As he led her in and switched on the overhead Edison bulb, Zelda glanced about admiringly. “Oh, this is much nicer than I expected, Stuart.”

He didn't know what she'd been expecting. The room had cross-ventilation
and
an adjoining bath, but it was otherwise sort of seedy to his way of thinking. The wallpaper was ugly unless one admired orange flowers that Sarah Earp could have drawn better in crayon, and the only light fixture that didn't seem to be burnt out was the one in the ceiling above the brass bedstead. A fake Tiffany lamp sat atop a gateleg table near one window, and some earlier guest had stolen the clothes hooks in the one tiny closet.
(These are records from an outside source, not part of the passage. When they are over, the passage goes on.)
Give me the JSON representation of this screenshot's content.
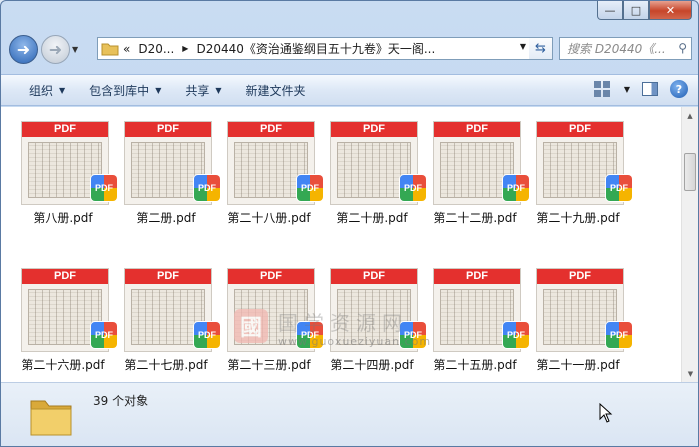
{
  "window": {
    "caption_buttons": {
      "minimize": "—",
      "maximize": "□",
      "close": "✕"
    }
  },
  "nav": {
    "back_icon": "back-arrow-icon",
    "forward_icon": "forward-arrow-icon",
    "address": {
      "prefix": "«",
      "crumb1": "D20...",
      "crumb2": "D20440《资治通鉴纲目五十九卷》天一阁..."
    },
    "search_placeholder": "搜索 D20440《..."
  },
  "toolbar": {
    "organize": "组织",
    "include_in_library": "包含到库中",
    "share": "共享",
    "new_folder": "新建文件夹"
  },
  "files": [
    {
      "name": "第八册.pdf",
      "banner": "PDF",
      "badge": "PDF"
    },
    {
      "name": "第二册.pdf",
      "banner": "PDF",
      "badge": "PDF"
    },
    {
      "name": "第二十八册.pdf",
      "banner": "PDF",
      "badge": "PDF"
    },
    {
      "name": "第二十册.pdf",
      "banner": "PDF",
      "badge": "PDF"
    },
    {
      "name": "第二十二册.pdf",
      "banner": "PDF",
      "badge": "PDF"
    },
    {
      "name": "第二十九册.pdf",
      "banner": "PDF",
      "badge": "PDF"
    },
    {
      "name": "第二十六册.pdf",
      "banner": "PDF",
      "badge": "PDF"
    },
    {
      "name": "第二十七册.pdf",
      "banner": "PDF",
      "badge": "PDF"
    },
    {
      "name": "第二十三册.pdf",
      "banner": "PDF",
      "badge": "PDF"
    },
    {
      "name": "第二十四册.pdf",
      "banner": "PDF",
      "badge": "PDF"
    },
    {
      "name": "第二十五册.pdf",
      "banner": "PDF",
      "badge": "PDF"
    },
    {
      "name": "第二十一册.pdf",
      "banner": "PDF",
      "badge": "PDF"
    }
  ],
  "watermark": {
    "logo_char": "國",
    "text": "国学资源网",
    "url": "www.guoxueziyuan.com"
  },
  "status": {
    "item_count": "39 个对象"
  }
}
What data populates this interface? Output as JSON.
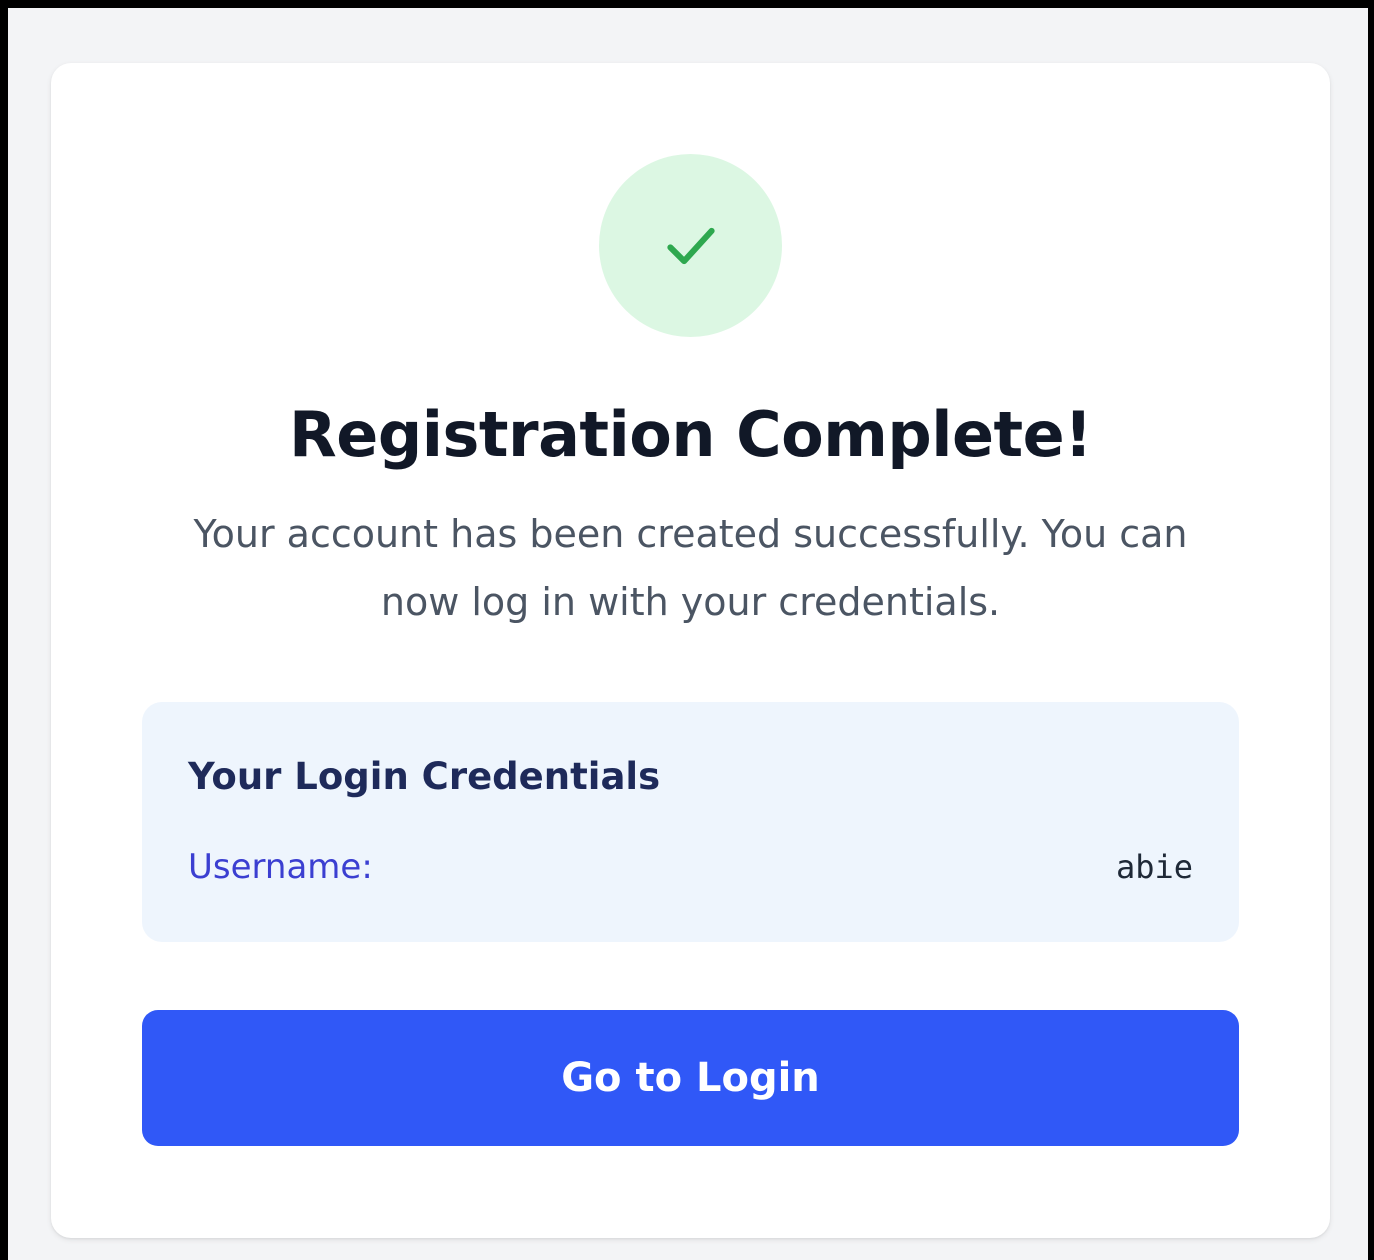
{
  "status": {
    "icon": "check-icon",
    "circle_color": "#dcf7e3",
    "icon_color": "#2ea84f"
  },
  "header": {
    "title": "Registration Complete!",
    "message": "Your account has been created successfully. You can now log in with your credentials."
  },
  "credentials": {
    "title": "Your Login Credentials",
    "username_label": "Username:",
    "username_value": "abie"
  },
  "actions": {
    "login_label": "Go to Login",
    "button_color": "#3058f7"
  }
}
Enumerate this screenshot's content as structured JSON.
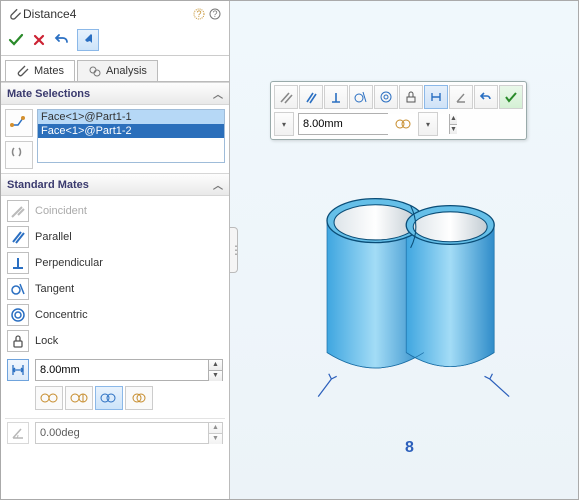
{
  "header": {
    "title": "Distance4"
  },
  "tabs": {
    "mates_label": "Mates",
    "analysis_label": "Analysis"
  },
  "sections": {
    "mate_selections": "Mate Selections",
    "standard_mates": "Standard Mates"
  },
  "selections": {
    "items": [
      "Face<1>@Part1-1",
      "Face<1>@Part1-2"
    ]
  },
  "mates": {
    "coincident": "Coincident",
    "parallel": "Parallel",
    "perpendicular": "Perpendicular",
    "tangent": "Tangent",
    "concentric": "Concentric",
    "lock": "Lock"
  },
  "distance": {
    "value": "8.00mm"
  },
  "angle": {
    "value": "0.00deg"
  },
  "context_toolbar": {
    "distance_value": "8.00mm"
  },
  "viewport": {
    "dimension_label": "8"
  }
}
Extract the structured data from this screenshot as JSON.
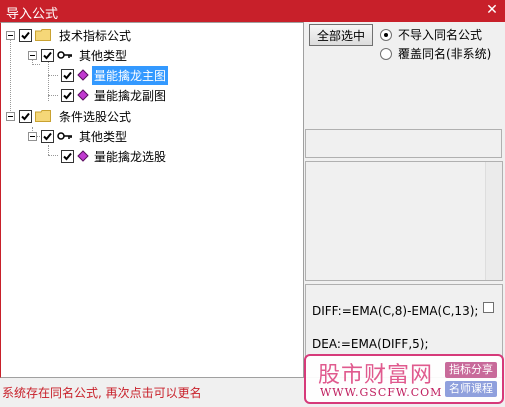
{
  "window": {
    "title": "导入公式",
    "close_glyph": "✕"
  },
  "tree": {
    "group1": {
      "label": "技术指标公式",
      "subgroup": {
        "label": "其他类型",
        "items": [
          "量能擒龙主图",
          "量能擒龙副图"
        ]
      }
    },
    "group2": {
      "label": "条件选股公式",
      "subgroup": {
        "label": "其他类型",
        "items": [
          "量能擒龙选股"
        ]
      }
    }
  },
  "options": {
    "select_all_label": "全部选中",
    "radio_skip_label": "不导入同名公式",
    "radio_overwrite_label": "覆盖同名(非系统)",
    "selected": "skip"
  },
  "formula_preview": {
    "line1": "DIFF:=EMA(C,8)-EMA(C,13);",
    "line2": "DEA:=EMA(DIFF,5);"
  },
  "status_text": "系统存在同名公式, 再次点击可以更名",
  "watermark": {
    "brand": "股市财富网",
    "url": "WWW.GSCFW.COM",
    "tag1": "指标分享",
    "tag2": "名师课程"
  },
  "colors": {
    "accent": "#c8202a",
    "selection": "#3399ff",
    "watermark": "#e05a8e"
  }
}
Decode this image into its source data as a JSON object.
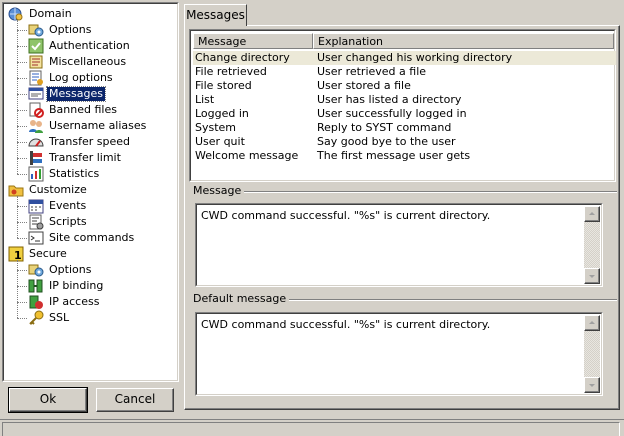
{
  "tree": {
    "nodes": [
      {
        "label": "Domain",
        "icon": "domain-icon",
        "level": 0
      },
      {
        "label": "Options",
        "icon": "options-icon",
        "level": 1
      },
      {
        "label": "Authentication",
        "icon": "authentication-icon",
        "level": 1
      },
      {
        "label": "Miscellaneous",
        "icon": "miscellaneous-icon",
        "level": 1
      },
      {
        "label": "Log options",
        "icon": "log-options-icon",
        "level": 1
      },
      {
        "label": "Messages",
        "icon": "messages-icon",
        "level": 1,
        "selected": true
      },
      {
        "label": "Banned files",
        "icon": "banned-files-icon",
        "level": 1
      },
      {
        "label": "Username aliases",
        "icon": "users-icon",
        "level": 1
      },
      {
        "label": "Transfer speed",
        "icon": "gauge-icon",
        "level": 1
      },
      {
        "label": "Transfer limit",
        "icon": "limit-icon",
        "level": 1
      },
      {
        "label": "Statistics",
        "icon": "statistics-icon",
        "level": 1
      },
      {
        "label": "Customize",
        "icon": "customize-icon",
        "level": 0
      },
      {
        "label": "Events",
        "icon": "events-icon",
        "level": 1
      },
      {
        "label": "Scripts",
        "icon": "scripts-icon",
        "level": 1
      },
      {
        "label": "Site commands",
        "icon": "site-commands-icon",
        "level": 1
      },
      {
        "label": "Secure",
        "icon": "secure-icon",
        "level": 0
      },
      {
        "label": "Options",
        "icon": "options-icon",
        "level": 1
      },
      {
        "label": "IP binding",
        "icon": "ip-binding-icon",
        "level": 1
      },
      {
        "label": "IP access",
        "icon": "ip-access-icon",
        "level": 1
      },
      {
        "label": "SSL",
        "icon": "key-icon",
        "level": 1
      }
    ]
  },
  "buttons": {
    "ok": "Ok",
    "cancel": "Cancel"
  },
  "tab": {
    "label": "Messages"
  },
  "list": {
    "columns": [
      "Message",
      "Explanation"
    ],
    "rows": [
      [
        "Change directory",
        "User changed his working directory"
      ],
      [
        "File retrieved",
        "User retrieved a file"
      ],
      [
        "File stored",
        "User stored a file"
      ],
      [
        "List",
        "User has listed a directory"
      ],
      [
        "Logged in",
        "User successfully logged in"
      ],
      [
        "System",
        "Reply to SYST command"
      ],
      [
        "User quit",
        "Say good bye to the user"
      ],
      [
        "Welcome message",
        "The first message user gets"
      ]
    ]
  },
  "message": {
    "label": "Message",
    "text": "CWD command successful. \"%s\" is current directory."
  },
  "default_message": {
    "label": "Default message",
    "text": "CWD command successful. \"%s\" is current directory."
  },
  "colors": {
    "selection": "#0a246a",
    "face": "#d4d0c8"
  }
}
Stringer waved at the door to the bath in case his unexpected guest wanted to wash her hands or whatever. Then he pulled down the shades for such privacy as they offered from the world outside and plopped his Rough Rider atop the table lamp, the most suitable way in a strange hotel room to his way of thinking of getting his hat off his head while making it not too tough to find it in the future.

As he turned, he saw Zelda seated on the bed, fooling with the severed strap of the purse she'd almost lost.

“I can square-knot that for you if you like,” he offered. “It won't look all that grand. But at least you'll be able to hang it from your shoulder 'til you can get to a decent shoemaker.”